Hunched over a telephone, Richard Pasch is on a conference call with colleagues. It is clear that Alberto's power is falling and they discuss whether it should be downgraded from the status of tropical storm. They decide to maintain the warning for a few hours longer.

After last year's hurricane season, the busiest on record, unprecedented attention is now given to warnings about tropical storms. With more people moving to coastal communities, never have so many lives, and so much money, been at stake.

And yet never before has the science of tropical weather prediction been riddled by such disagreement. The debate is part of a broader discussion about the extent and implications of climate change and whether storms are getting stronger as a result of man-made global warming. Some say there is no convincing evidence, others that the evidence is obvious.

A year ago, Katrina made people question if global warming could be to blame.

Among the science cited to back such a claim was a report in Nature magazine by Professor Kerry Emanuel, a Massachusetts climatologist, which argued that the strength of hurricanes had increased in recent years and that this was linked to climate change.

Although sea temperatures had increased only by around half a degree over 30 years, the destructive power of hurricanes had doubled in that period, he said.
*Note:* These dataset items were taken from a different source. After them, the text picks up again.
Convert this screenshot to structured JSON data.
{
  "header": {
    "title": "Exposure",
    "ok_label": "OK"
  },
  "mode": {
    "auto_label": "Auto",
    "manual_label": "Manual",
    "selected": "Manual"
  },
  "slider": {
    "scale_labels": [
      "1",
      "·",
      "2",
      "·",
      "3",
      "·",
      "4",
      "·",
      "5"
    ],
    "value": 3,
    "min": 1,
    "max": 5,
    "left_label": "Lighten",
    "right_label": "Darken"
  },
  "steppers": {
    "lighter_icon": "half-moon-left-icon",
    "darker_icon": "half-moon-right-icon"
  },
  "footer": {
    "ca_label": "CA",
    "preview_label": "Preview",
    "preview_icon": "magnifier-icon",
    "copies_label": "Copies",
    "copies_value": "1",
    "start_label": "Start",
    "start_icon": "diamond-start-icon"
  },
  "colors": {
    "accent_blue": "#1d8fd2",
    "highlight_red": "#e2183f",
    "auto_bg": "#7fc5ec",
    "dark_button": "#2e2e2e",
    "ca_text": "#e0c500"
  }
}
Emanuel had statistics dating back to 1930 relating to the power of hurricanes and - having made adjustments to counter what was widely considered an inaccuracy in some earlier measurements - worked out a figure to measure their annual destructive power, which he called the Power Dissipation Index (PDI). He set these figures against data showing the average September sea-surface temperature for each of those years, and claimed a remarkable link between the two.

He also showed that storms lasted longer and were more intense. He wrote: "My results suggest that future warming [of the oceans] may lead to an upward trend in tropical cyclone destructive potential."

In 2004 George Trenberth, of the National Centre for Atmospheric Research in Colorado, also argued that "trends in human-influenced environment changes are now evident in hurricane regions".

A third piece of evidence came from Peter Webster and Greg Holland, who said their research suggested the number of category-four and category-five hurricanes worldwide had nearly doubled over 35 years. "Our work is consistent with the concept that there is a relationship between increasing sea surface temperature and hurricane intensity," said Webster.